How does this relate to the Windows 10 Preview?
That's not a very constructive reply; to be candid its quite odd. The feature is baked into Windows 10, so my query to you: Why
wouldn't it be relevant to Windows 10 Insider Preview?
The Windows reset is by no means a secure cleaning of the system. You will have to use a third party utility meeting DOD specs to accomplish a secure cleaning of any system, Windows or otherwise.
So, for sanity's sake we'll lay the cards out:
In Windows 10 under 'Settings' > 'Update & Security' > 'Recovery' exists a 'Reset this PC' option.
This option allows you to perform a reset at varying but specific levels:
- Keep my files - which "removes apps and settings, but keeps your personal files"
- Remove everything - which "removes all of your personal files, apps and settings.
When selecting the latter option, one is presented with two additional choices:
- Just remove my files - which "[..] is quicker, but less secure" and should be used "[..] if you're keeping the PC."
- Remove files and clean the drive - which "[..] might take a few hours, but will make it harder for someone to recover your removed files" and should be used "[..] if you're recycling the PC."
So, the question stands: If Microsoft is offering this as an option, and has since Windows 8, what does the latter option actually do?
- Does it do a clean all?
- Does it do a format /p n? If so, what is n?
- Does it 'detect' user data and try to write back 'random' data only to those blocks? (Perhaps leveraging something like sdelete? And if it is sdelete, how many passes?)
- Is it 'safe enough' that the above-average IT guy wouldn't be able to recover much of anything?
I don't expect that option to be bullet proof meaning impossible for:
- professional data recovery services to get anything
- some seasoned forensics team to recover the data
If one either has data of that caliber or is paranoid, and arguably rightfully so, then yes I would agree that a third-party utility, like the ones I already mentioned, would be the correct approach. (Of course your data would likely already be encrypted
to begin with so tossing the keys should be sufficient.)
But if that built-in option isn't safe or reliable to begin with, why is it included? To provide a false sense of security?
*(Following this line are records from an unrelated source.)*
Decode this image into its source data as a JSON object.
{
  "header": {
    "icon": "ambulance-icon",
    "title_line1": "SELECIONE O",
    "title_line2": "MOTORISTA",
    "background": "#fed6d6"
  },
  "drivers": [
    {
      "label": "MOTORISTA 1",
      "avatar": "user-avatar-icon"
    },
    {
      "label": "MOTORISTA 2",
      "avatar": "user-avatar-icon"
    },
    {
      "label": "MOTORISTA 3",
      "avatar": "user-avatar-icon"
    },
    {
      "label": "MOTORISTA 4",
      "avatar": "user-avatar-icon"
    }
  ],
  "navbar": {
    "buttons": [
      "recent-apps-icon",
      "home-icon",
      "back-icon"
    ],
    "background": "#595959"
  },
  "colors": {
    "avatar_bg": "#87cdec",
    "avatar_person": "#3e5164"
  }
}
Is the expectation that the machine is going from non-IT person to non-IT person and there's no concern if the recipient
trying to recover anything?
The query isn't a challenge on the feature, nor am I suggesting it provides DOD 5220.22M grade wipe functionality.
Just seeking a deeper understanding of what it does, how it works and when one, the average home user, who this feature is likely aimed at, might want to consider using something else.